Of anders geformuleerd: Er zijn in een gezelschap een aantal jongens en een aantal meisjes. Ze moeten op 1 rij gaan staan. Hoe groot is de kans dat geen twee jongens of twee meisjes naast elkaar gaan staan?

  • Het totaal aantal permutaties van n elementen is n!.
  • Als n even is ( n = 2m) zijn er evenveel jongens als meisjes. Er zijn twee mogelijke schikkingen JMJM… of MJMJ…; Bij elk van de mogelijkheden kan je de jongens op m! manieren ordenen en ook de meisjes op m! manieren rangschikken. Het totaal aantal mogelijkheden is dus 2.m!.m!
  • Als n oneven is (n = 2m – 1) zijn er bijvoorbeeld m – 1 jongens en m meisjes. in dit geval kan je enkel MJM…krijgen en zijn er dus in het totaal (m-1)!.m! mogelijkheden.
  • Noteer met P(n) de kans dat geen twee jongens of twee meisjes naast elkaar gaan staan bij n personen. Als n = 2m, dan is

        \[K(2m)=K(2m-1)=\frac{m!}{m(m+1)...(2m-1)}\]

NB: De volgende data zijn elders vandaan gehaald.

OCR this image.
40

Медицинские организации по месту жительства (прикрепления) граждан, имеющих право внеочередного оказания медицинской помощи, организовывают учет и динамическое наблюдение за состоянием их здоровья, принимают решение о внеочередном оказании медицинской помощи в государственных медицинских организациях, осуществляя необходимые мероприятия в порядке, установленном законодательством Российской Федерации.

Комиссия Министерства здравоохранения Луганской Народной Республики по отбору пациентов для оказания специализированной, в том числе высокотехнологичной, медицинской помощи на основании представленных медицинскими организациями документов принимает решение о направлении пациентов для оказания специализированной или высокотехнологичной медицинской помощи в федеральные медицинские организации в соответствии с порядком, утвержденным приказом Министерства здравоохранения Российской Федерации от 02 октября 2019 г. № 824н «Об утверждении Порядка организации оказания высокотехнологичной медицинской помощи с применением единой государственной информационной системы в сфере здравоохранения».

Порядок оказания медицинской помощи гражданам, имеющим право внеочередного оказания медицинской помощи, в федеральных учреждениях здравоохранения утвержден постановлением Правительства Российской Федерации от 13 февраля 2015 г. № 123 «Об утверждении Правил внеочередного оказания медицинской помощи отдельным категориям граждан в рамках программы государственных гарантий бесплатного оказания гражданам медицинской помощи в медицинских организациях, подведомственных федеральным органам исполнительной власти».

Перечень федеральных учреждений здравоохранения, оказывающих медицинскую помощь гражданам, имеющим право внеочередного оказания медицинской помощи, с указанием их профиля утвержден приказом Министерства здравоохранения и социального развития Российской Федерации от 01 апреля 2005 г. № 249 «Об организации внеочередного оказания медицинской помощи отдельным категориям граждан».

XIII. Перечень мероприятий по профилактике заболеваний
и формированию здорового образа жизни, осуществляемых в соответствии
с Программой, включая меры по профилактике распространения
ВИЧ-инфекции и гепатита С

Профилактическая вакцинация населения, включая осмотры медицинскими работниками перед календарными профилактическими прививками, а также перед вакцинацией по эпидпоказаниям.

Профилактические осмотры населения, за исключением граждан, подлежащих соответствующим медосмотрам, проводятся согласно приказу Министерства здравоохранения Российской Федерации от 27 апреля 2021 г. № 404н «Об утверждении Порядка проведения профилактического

  • Zo is K(1)=K(2)=1; K(3)=K(4)=33,3% ; K(5)=K(6)=10% ; K(7)=K(8)=2,86% en K(9)=K(10)=0,79%

Geschiedenis van de kansrekening: deel 4

Rond de eeuwwisseling hebben grote wiskundige zoals Poincaré(1854-1912) en Hilbert(1862-1943) geprobeerd om de kansrekening nieuw leven in te blazen. Zonder veel succes echter, omdat de kanstheorie gebouwd was op los zand. In 1919 was er een eerste poging tot axiomatisering  door Richard von Mises (883-1953), een Oostenrijkse wetenschapper en filosoof.

Zijn axioma’s steunden op de frequentiedefinitie van het begrip kans als limietwaarde van de relatieve frequentie, als het aantal proefnemingen oneindig groot wordt.

Rond 1920 was er veel wiskundig onderzoek rond de zogenaamde centrale limietstelling: gestandaardiseerde sommen van onafhankelijke toevalsveranderlijken hebben een verdelingsfunctie die dicht  bij de standaardnormale verdelingsfunctie ligt. Het woord centraal in centrale limietstelling verwijst naar de centrale rol die deze stelling speelt in de kanstheorie en de statistiek. Een eerste bewijs werd gegeven door Lyapunov in 1900. Belangrijke resultaten rond deze stelling en haar veralgemeningen kwamen in de twintiger jaren van de Rus Bernstein(1880-1968), de Fin Lindeberg(1876-1932)  en de Franse wiskundige Lévy(1886-1971). In veel van de bewijzen was de kanstheorie eerder bijzaak; alles kon met de klassieke analyse bewezen worden.